5 signs your aging IT is slowing your business down
An aging IT estate doesn't fail overnight: it slows your machines first, then your teams, then your revenue. Here are the 5 warning signs to watch for — and how to act before the bill climbs.

1. Your teams wait for their computer, not the other way around
A boot-up that takes more than five minutes in the morning. An Excel file that needs thirty seconds to open. A business application that crawls the moment two people use it at once. Taken one by one, each slowdown looks trivial.
But multiply it by the number of workstations and by the number of working days in the year: you are, in effect, paying employees to watch an hourglass turn. A machine that wastes ten minutes a day adds up to nearly forty hours a year — a full working week per person.
The simplest test costs nothing: ask your teams what annoys them most about their IT. If the answer comes instantly, you already have your diagnosis.

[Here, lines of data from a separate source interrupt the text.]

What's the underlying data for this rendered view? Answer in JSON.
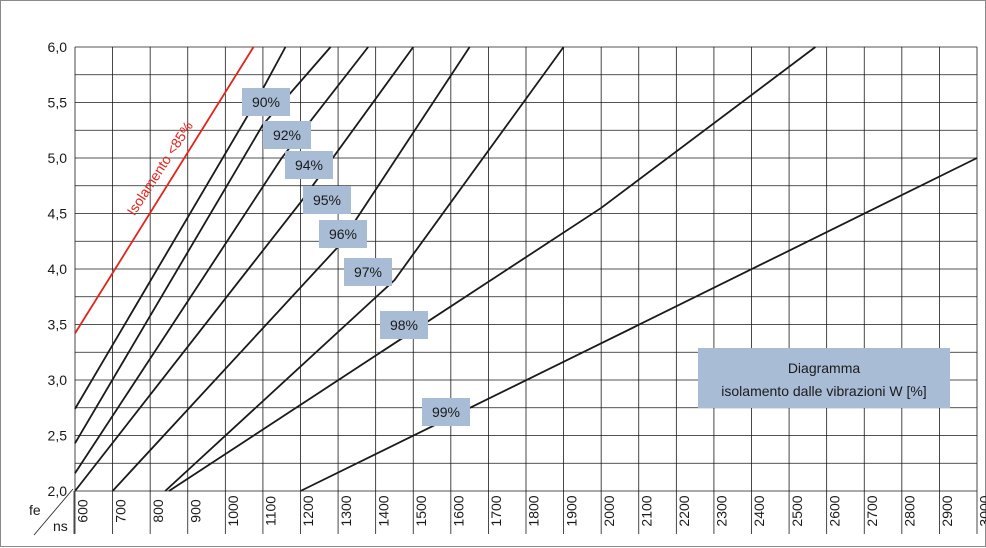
{
  "chart_data": {
    "type": "line",
    "title": "",
    "x_label": "ns",
    "y_label": "fe",
    "x_ticks": [
      "600",
      "700",
      "800",
      "900",
      "1000",
      "1100",
      "1200",
      "1300",
      "1400",
      "1500",
      "1600",
      "1700",
      "1800",
      "1900",
      "2000",
      "2100",
      "2200",
      "2300",
      "2400",
      "2500",
      "2600",
      "2700",
      "2800",
      "2900",
      "3000"
    ],
    "y_ticks": [
      "2,0",
      "2,5",
      "3,0",
      "3,5",
      "4,0",
      "4,5",
      "5,0",
      "5,5",
      "6,0"
    ],
    "xlim": [
      600,
      3000
    ],
    "ylim": [
      2.0,
      6.0
    ],
    "grid": true,
    "annotation": {
      "line1": "Diagramma",
      "line2": "isolamento dalle vibrazioni W [%]"
    },
    "series": [
      {
        "name": "Isolamento <85%",
        "color": "#e3241b",
        "label_is_rotated": true,
        "points": [
          [
            600,
            3.42
          ],
          [
            1075,
            6.0
          ]
        ]
      },
      {
        "name": "90%",
        "color": "#1a1a1a",
        "points": [
          [
            600,
            2.74
          ],
          [
            1080,
            5.5
          ],
          [
            1160,
            6.0
          ]
        ]
      },
      {
        "name": "92%",
        "color": "#1a1a1a",
        "points": [
          [
            600,
            2.43
          ],
          [
            1100,
            5.3
          ],
          [
            1280,
            6.0
          ]
        ]
      },
      {
        "name": "94%",
        "color": "#1a1a1a",
        "points": [
          [
            600,
            2.16
          ],
          [
            1150,
            5.0
          ],
          [
            1380,
            6.0
          ]
        ]
      },
      {
        "name": "95%",
        "color": "#1a1a1a",
        "points": [
          [
            600,
            2.0
          ],
          [
            1200,
            4.6
          ],
          [
            1500,
            6.0
          ]
        ]
      },
      {
        "name": "96%",
        "color": "#1a1a1a",
        "points": [
          [
            700,
            2.0
          ],
          [
            1300,
            4.2
          ],
          [
            1650,
            6.0
          ]
        ]
      },
      {
        "name": "97%",
        "color": "#1a1a1a",
        "points": [
          [
            840,
            2.0
          ],
          [
            1450,
            3.9
          ],
          [
            1900,
            6.0
          ]
        ]
      },
      {
        "name": "98%",
        "color": "#1a1a1a",
        "points": [
          [
            850,
            2.0
          ],
          [
            2000,
            4.55
          ],
          [
            2570,
            6.0
          ]
        ]
      },
      {
        "name": "99%",
        "color": "#1a1a1a",
        "points": [
          [
            1200,
            2.0
          ],
          [
            2000,
            3.33
          ],
          [
            3000,
            5.0
          ]
        ]
      }
    ]
  },
  "colors": {
    "label_fill": "#a9bcd6",
    "grid": "#1a1a1a",
    "red": "#e3241b"
  }
}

2. “Just restart it and it works again”
It's probably the most common phrase heard in small businesses. The trouble is that a restart fixes the symptom, never the cause.
A machine that has to be rebooted regularly to stay usable almost always hides a real fault: a failing drive, insufficient memory, a system clogged by years of successive installs. And an ignored problem always comes back to remind you it's there — usually on the day you have the least time for it.
3. Nobody really knows what you own
How many workstations are there in the company? How old are they? Which ones are still under warranty? Which licences do you pay for every month, and are they all actually used?
If answering those questions takes more than ten minutes, your IT estate isn't managed — it's endured. Without an up-to-date inventory, you can't plan renewals, build a reliable budget, or spot subscriptions paid for nothing — a silent waste that weighs on your cash flow every month.
4. A single machine failing halts the whole company
The accountant's PC breaks down, and nobody can invoice anymore. The file server reboots, and the whole workshop grinds to a halt.
When a single device can bring the business to a standstill, it's no longer an IT estate: it's a house of cards. A ten-person company doesn't need the infrastructure of a large corporation — but it does need one machine's failure to remain a minor incident, not a crisis that paralyses the day.
5. Your machines are still running Windows 10
Microsoft ended support for Windows 10 in October 2025. In practice: no more security updates. Every machine still running Windows 10 is now a door that will never be locked again.
And it isn't only a technical issue. Cyber insurers and some clients increasingly require up-to-date systems: an obsolete estate can now cost you insurance cover, or even a contract. Upgrading is no longer an option — it's a deadline.

How many signs did you recognise?
- 0 — Your estate is healthy. Take the opportunity to keep it that way: prevention will always cost less than repair.
- 1 or 2 — You're in the warning zone. This is exactly the right time to act, while the costs are still under control.
- 3 or more — Your IT is already slowing your business down. Every month of waiting adds to the bill, in lost time as well as risk.